The trade codes are a short hand method of indicating the general types of goods required and available from the system as a whole. But like most generalizations it is very easy to find flaws in the system.

The assumption is in most systems there is only one port (the mainworld). So this world sets the policy (political and economic) about goods imported or exported. The port is the Imperial port, where a set of rules regarding trade exist and can be enforced.

So the free trader (for whom the trade codes become important) don't need the codes for the secondary world because they are not (in general) going to be trading there. The Imperium doesn't support the traders going there, as the world is under the control of the main world. And the government of the main world may dislike or actively discourage outsider traders at the secondary worlds.

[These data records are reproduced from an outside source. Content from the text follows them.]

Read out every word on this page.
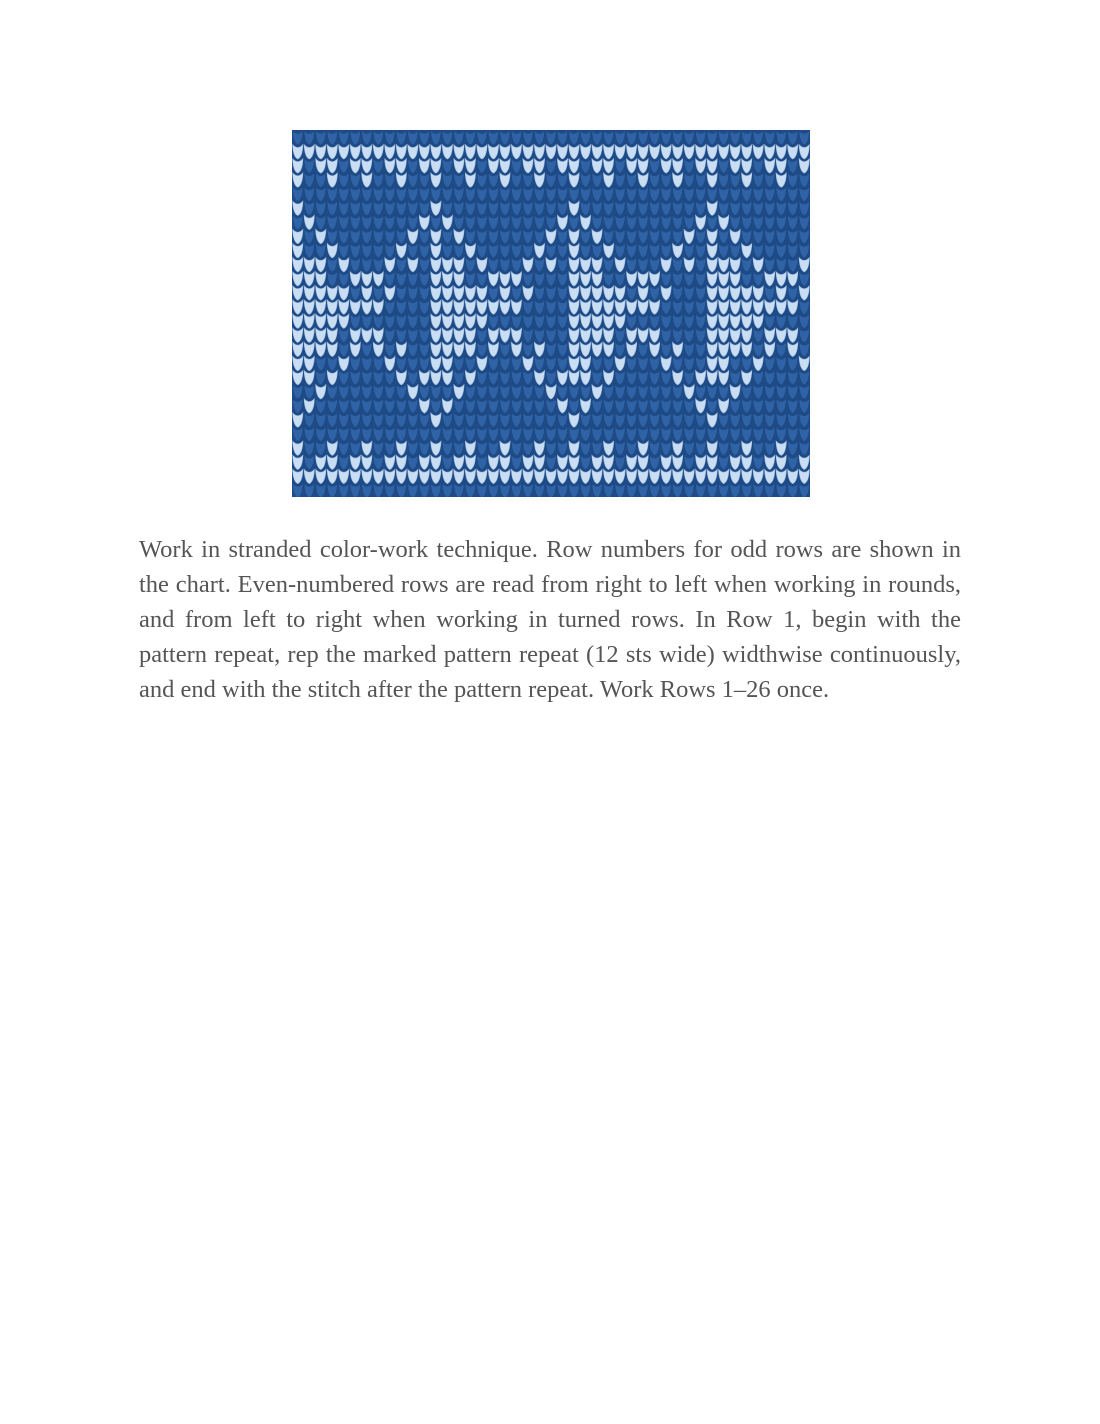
Work in stranded color-work technique. Row numbers for odd rows are shown in the chart. Even-numbered rows are read from right to left when working in rounds, and from left to right when working in turned rows. In Row 1, begin with the pattern repeat, rep the marked pattern repeat (12 sts wide) widthwise continuously, and end with the stitch after the pattern repeat. Work Rows 1–26 once.
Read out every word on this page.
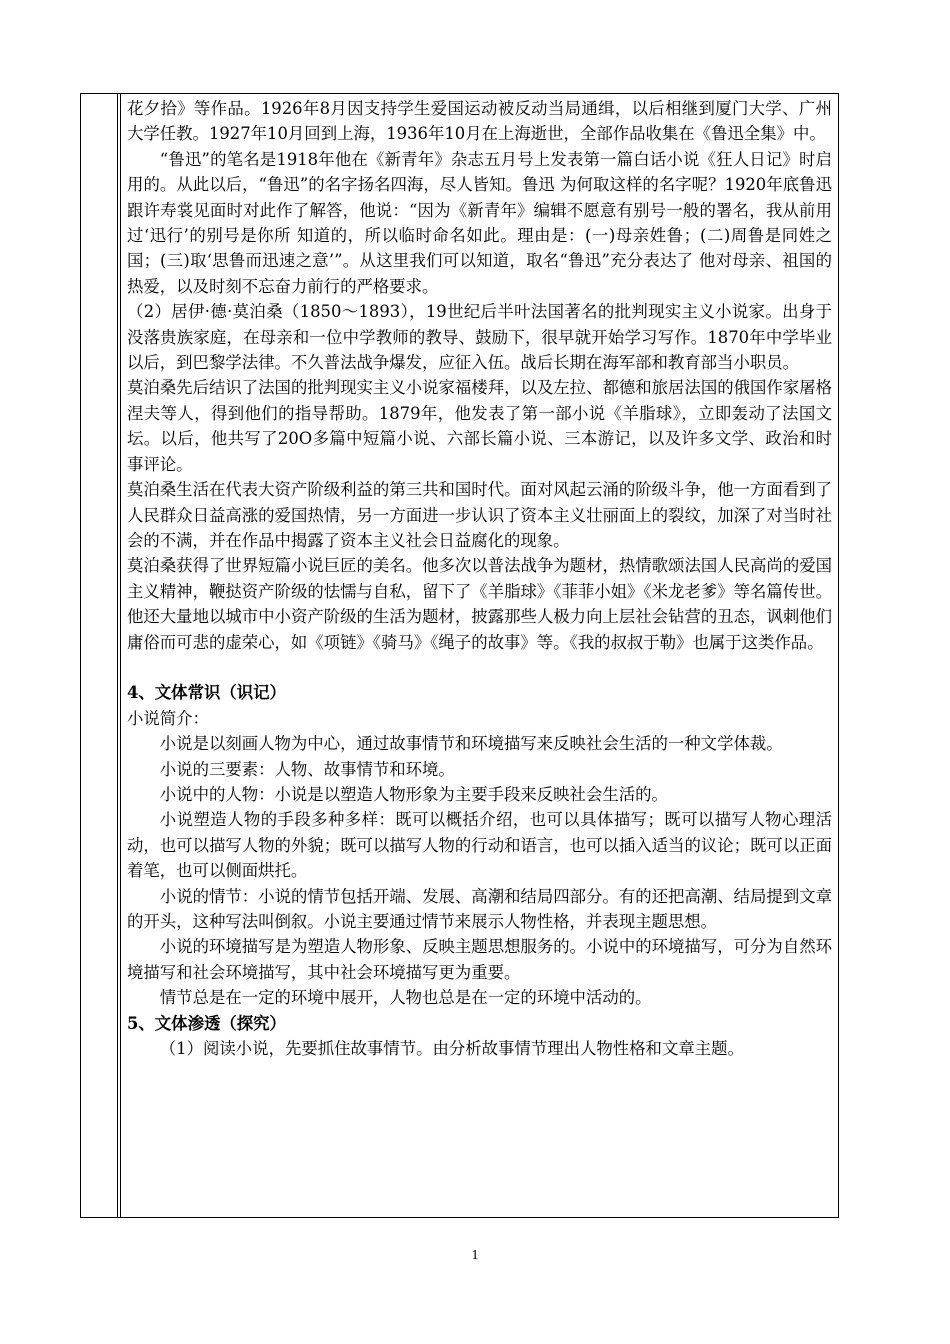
花夕拾》等作品。1926年8月因支持学生爱国运动被反动当局通缉，以后相继到厦门大学、广州大学任教。1927年10月回到上海，1936年10月在上海逝世，全部作品收集在《鲁迅全集》中。

“鲁迅”的笔名是1918年他在《新青年》杂志五月号上发表第一篇白话小说《狂人日记》时启用的。从此以后，“鲁迅”的名字扬名四海，尽人皆知。鲁迅 为何取这样的名字呢？1920年底鲁迅跟许寿裳见面时对此作了解答，他说：“因为《新青年》编辑不愿意有别号一般的署名，我从前用过‘迅行’的别号是你所 知道的，所以临时命名如此。理由是：(一)母亲姓鲁；(二)周鲁是同姓之国；(三)取‘思鲁而迅速之意’”。从这里我们可以知道，取名“鲁迅”充分表达了 他对母亲、祖国的热爱，以及时刻不忘奋力前行的严格要求。

（2）居伊·德·莫泊桑（1850～1893），19世纪后半叶法国著名的批判现实主义小说家。出身于没落贵族家庭，在母亲和一位中学教师的教导、鼓励下，很早就开始学习写作。1870年中学毕业以后，到巴黎学法律。不久普法战争爆发，应征入伍。战后长期在海军部和教育部当小职员。

莫泊桑先后结识了法国的批判现实主义小说家福楼拜，以及左拉、都德和旅居法国的俄国作家屠格涅夫等人，得到他们的指导帮助。1879年，他发表了第一部小说《羊脂球》，立即轰动了法国文坛。以后，他共写了20O多篇中短篇小说、六部长篇小说、三本游记，以及许多文学、政治和时事评论。

莫泊桑生活在代表大资产阶级利益的第三共和国时代。面对风起云涌的阶级斗争，他一方面看到了人民群众日益高涨的爱国热情，另一方面进一步认识了资本主义壮丽面上的裂纹，加深了对当时社会的不满，并在作品中揭露了资本主义社会日益腐化的现象。

莫泊桑获得了世界短篇小说巨匠的美名。他多次以普法战争为题材，热情歌颂法国人民高尚的爱国主义精神，鞭挞资产阶级的怯懦与自私，留下了《羊脂球》《菲菲小姐》《米龙老爹》等名篇传世。他还大量地以城市中小资产阶级的生活为题材，披露那些人极力向上层社会钻营的丑态，讽刺他们庸俗而可悲的虚荣心，如《项链》《骑马》《绳子的故事》等。《我的叔叔于勒》也属于这类作品。

4、文体常识（识记）

小说简介：

小说是以刻画人物为中心，通过故事情节和环境描写来反映社会生活的一种文学体裁。

小说的三要素：人物、故事情节和环境。

小说中的人物：小说是以塑造人物形象为主要手段来反映社会生活的。

小说塑造人物的手段多种多样：既可以概括介绍，也可以具体描写；既可以描写人物心理活动，也可以描写人物的外貌；既可以描写人物的行动和语言，也可以插入适当的议论；既可以正面着笔，也可以侧面烘托。

小说的情节：小说的情节包括开端、发展、高潮和结局四部分。有的还把高潮、结局提到文章的开头，这种写法叫倒叙。小说主要通过情节来展示人物性格，并表现主题思想。

小说的环境描写是为塑造人物形象、反映主题思想服务的。小说中的环境描写，可分为自然环境描写和社会环境描写，其中社会环境描写更为重要。

情节总是在一定的环境中展开，人物也总是在一定的环境中活动的。

5、文体渗透（探究）

（1）阅读小说，先要抓住故事情节。由分析故事情节理出人物性格和文章主题。

1
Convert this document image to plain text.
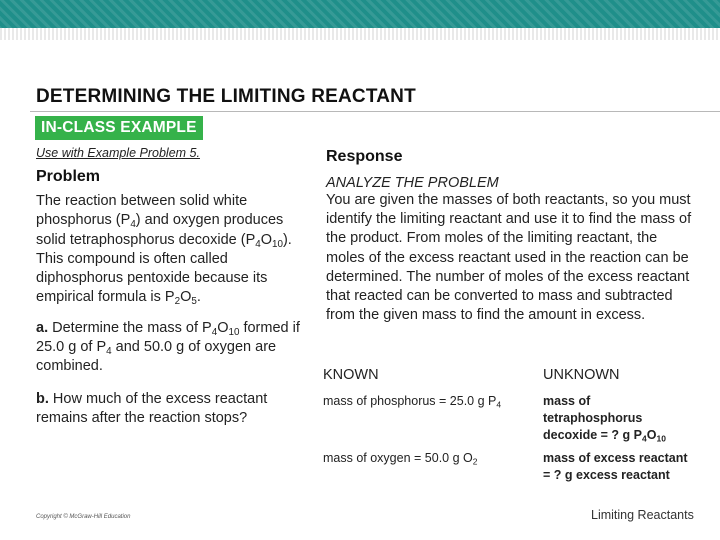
DETERMINING THE LIMITING REACTANT
IN-CLASS EXAMPLE
Use with Example Problem 5.
Problem
The reaction between solid white phosphorus $(P_4)$ and oxygen produces solid tetraphosphorus decoxide $(P_4O_{10})$. This compound is often called diphosphorus pentoxide because its empirical formula is $P_2O_5$.
a. Determine the mass of $P_4O_{10}$ formed if 25.0 g of $P_4$ and 50.0 g of oxygen are combined.
b. How much of the excess reactant remains after the reaction stops?
Response
ANALYZE THE PROBLEM
You are given the masses of both reactants, so you must identify the limiting reactant and use it to find the mass of the product. From moles of the limiting reactant, the moles of the excess reactant used in the reaction can be determined. The number of moles of the excess reactant that reacted can be converted to mass and subtracted from the given mass to find the amount in excess.
KNOWN	UNKNOWN
mass of phosphorus = 25.0 g $P_4$
mass of oxygen = 50.0 g $O_2$
mass of tetraphosphorus decoxide = ? g $P_4O_{10}$
mass of excess reactant = ? g excess reactant
Copyright © McGraw-Hill Education	Limiting Reactants
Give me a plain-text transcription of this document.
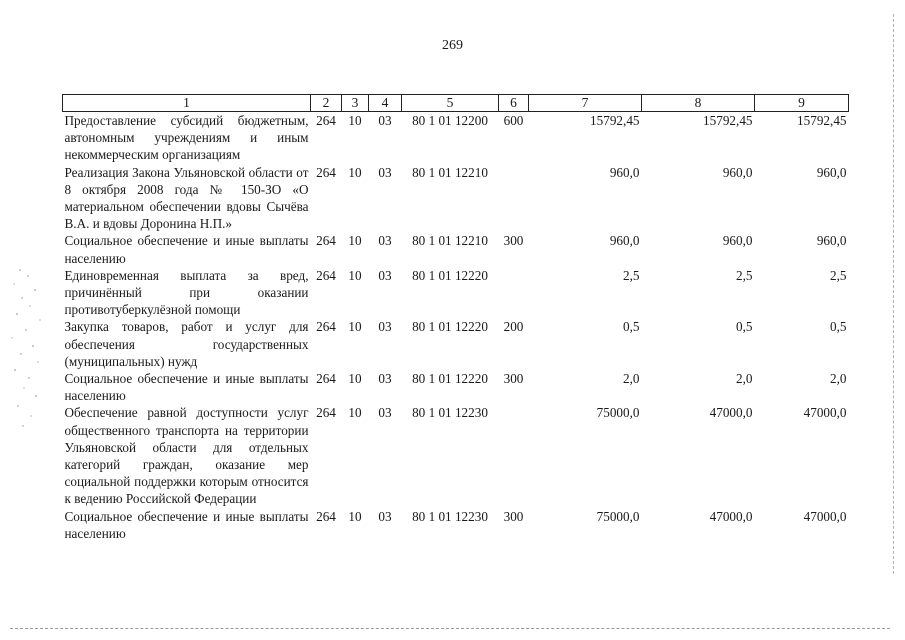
269
1	2	3	4	5	6	7	8	9
Предоставление субсидий бюджетным, автономным учреждениям и иным некоммерческим организациям	264	10	03	80 1 01 12200	600	15792,45	15792,45	15792,45
Реализация Закона Ульяновской области от 8 октября 2008 года № 150-ЗО «О материальном обеспечении вдовы Сычёва В.А. и вдовы Доронина Н.П.»	264	10	03	80 1 01 12210		960,0	960,0	960,0
Социальное обеспечение и иные выплаты населению	264	10	03	80 1 01 12210	300	960,0	960,0	960,0
Единовременная выплата за вред, причинённый при оказании противотуберкулёзной помощи	264	10	03	80 1 01 12220		2,5	2,5	2,5
Закупка товаров, работ и услуг для обеспечения государственных (муниципальных) нужд	264	10	03	80 1 01 12220	200	0,5	0,5	0,5
Социальное обеспечение и иные выплаты населению	264	10	03	80 1 01 12220	300	2,0	2,0	2,0
Обеспечение равной доступности услуг общественного транспорта на территории Ульяновской области для отдельных категорий граждан, оказание мер социальной поддержки которым относится к ведению Российской Федерации	264	10	03	80 1 01 12230		75000,0	47000,0	47000,0
Социальное обеспечение и иные выплаты населению	264	10	03	80 1 01 12230	300	75000,0	47000,0	47000,0
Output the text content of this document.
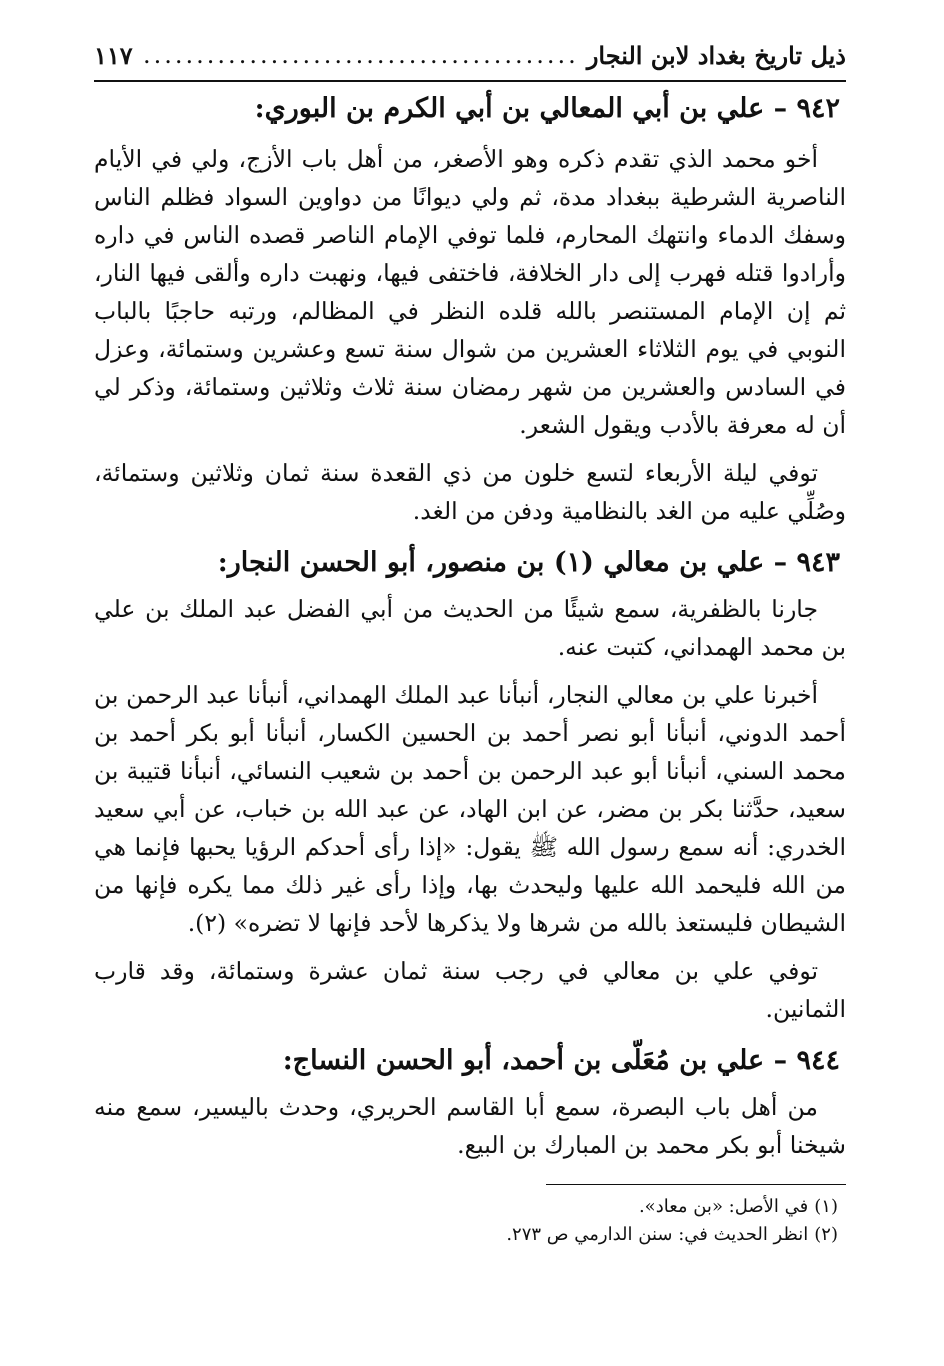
ذيل تاريخ بغداد لابن النجار
.....
١١٧
٩٤٢ – علي بن أبي المعالي بن أبي الكرم بن البوري:

أخو محمد الذي تقدم ذكره وهو الأصغر، من أهل باب الأزج، ولي في الأيام الناصرية الشرطية ببغداد مدة، ثم ولي ديوانًا من دواوين السواد فظلم الناس وسفك الدماء وانتهك المحارم، فلما توفي الإمام الناصر قصده الناس في داره وأرادوا قتله فهرب إلى دار الخلافة، فاختفى فيها، ونهبت داره وألقى فيها النار، ثم إن الإمام المستنصر بالله قلده النظر في المظالم، ورتبه حاجبًا بالباب النوبي في يوم الثلاثاء العشرين من شوال سنة تسع وعشرين وستمائة، وعزل في السادس والعشرين من شهر رمضان سنة ثلاث وثلاثين وستمائة، وذكر لي أن له معرفة بالأدب ويقول الشعر.

توفي ليلة الأربعاء لتسع خلون من ذي القعدة سنة ثمان وثلاثين وستمائة، وصُلِّي عليه من الغد بالنظامية ودفن من الغد.

٩٤٣ – علي بن معالي (١) بن منصور، أبو الحسن النجار:

جارنا بالظفرية، سمع شيئًا من الحديث من أبي الفضل عبد الملك بن علي بن محمد الهمداني، كتبت عنه.

أخبرنا علي بن معالي النجار، أنبأنا عبد الملك الهمداني، أنبأنا عبد الرحمن بن أحمد الدوني، أنبأنا أبو نصر أحمد بن الحسين الكسار، أنبأنا أبو بكر أحمد بن محمد السني، أنبأنا أبو عبد الرحمن بن أحمد بن شعيب النسائي، أنبأنا قتيبة بن سعيد، حدَّثنا بكر بن مضر، عن ابن الهاد، عن عبد الله بن خباب، عن أبي سعيد الخدري: أنه سمع رسول الله ﷺ يقول: «إذا رأى أحدكم الرؤيا يحبها فإنما هي من الله فليحمد الله عليها وليحدث بها، وإذا رأى غير ذلك مما يكره فإنها من الشيطان فليستعذ بالله من شرها ولا يذكرها لأحد فإنها لا تضره» (٢).

توفي علي بن معالي في رجب سنة ثمان عشرة وستمائة، وقد قارب الثمانين.

٩٤٤ – علي بن مُعَلّى بن أحمد، أبو الحسن النساج:

من أهل باب البصرة، سمع أبا القاسم الحريري، وحدث باليسير، سمع منه شيخنا أبو بكر محمد بن المبارك بن البيع.

(١)في الأصل: «بن معاد».
(٢)انظر الحديث في: سنن الدارمي ص ٢٧٣.
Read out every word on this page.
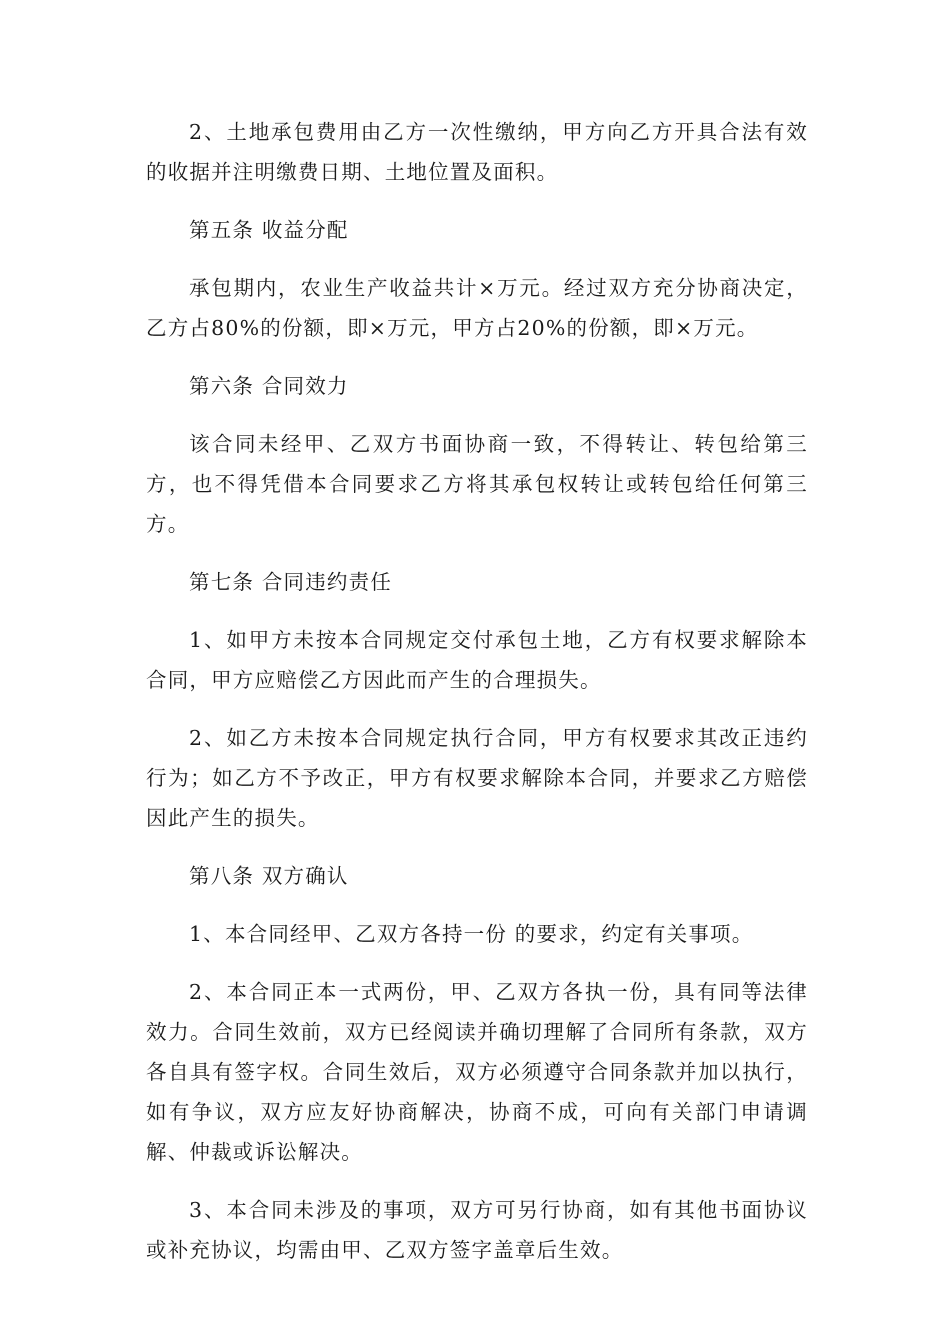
2、土地承包费用由乙方一次性缴纳，甲方向乙方开具合法有效的收据并注明缴费日期、土地位置及面积。

第五条 收益分配

承包期内，农业生产收益共计×万元。经过双方充分协商决定，乙方占80%的份额，即×万元，甲方占20%的份额，即×万元。

第六条 合同效力

该合同未经甲、乙双方书面协商一致，不得转让、转包给第三方，也不得凭借本合同要求乙方将其承包权转让或转包给任何第三方。

第七条 合同违约责任

1、如甲方未按本合同规定交付承包土地，乙方有权要求解除本合同，甲方应赔偿乙方因此而产生的合理损失。

2、如乙方未按本合同规定执行合同，甲方有权要求其改正违约行为；如乙方不予改正，甲方有权要求解除本合同，并要求乙方赔偿因此产生的损失。

第八条 双方确认

1、本合同经甲、乙双方各持一份 的要求，约定有关事项。

2、本合同正本一式两份，甲、乙双方各执一份，具有同等法律效力。合同生效前，双方已经阅读并确切理解了合同所有条款，双方各自具有签字权。合同生效后，双方必须遵守合同条款并加以执行，如有争议，双方应友好协商解决，协商不成，可向有关部门申请调解、仲裁或诉讼解决。

3、本合同未涉及的事项，双方可另行协商，如有其他书面协议或补充协议，均需由甲、乙双方签字盖章后生效。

Now in your Traveller Universe, these secondary worlds could be independent enough to warrant a separate port and trade systems. And/or adventure fuel.
 
The assumption is in most systems there is only one port (the mainworld). So this world sets the policy (political and economic) about goods imported or exported. The port is the Imperial port, where a set of rules regarding trade exist and can be enforced.

So the free trader (for whom the trade codes become important) don't need the codes for the secondary world because they are not (in general) going to be trading there. The Imperium doesn't support the traders going there, as the world is under the control of the main world. And the government of the main world may dislike or actively discourage outsider traders at the secondary worlds.

I would generally agree with all this for versions of Traveller prior to T5 . . . but I think T5 suggests -- and the system could handle -- a much more textured view of intrasystem trade. T5 doesn't specifically describe the TCs as applying to the entire system, and it doesn't rule out applying most of the TCs to non-mainworlds.
 
It's a question of detail.

If you are mapping a sector then only the mainworlds make up your dataset.

If you are detailing a single system (e.g. Tarsus, Beltstrike) then you can detail every detail in a system.

I have run campaigns that never made it out of the system the PCs started at, I generated additional worlds by cherry picking from worlds designed from a subsector I had been generating.

It was a balkanised system, the mainworld government was separate to the belt industrial government, which was itself separate from the government of the gas giant moon.
World, belt and moon all had their own trade classifications.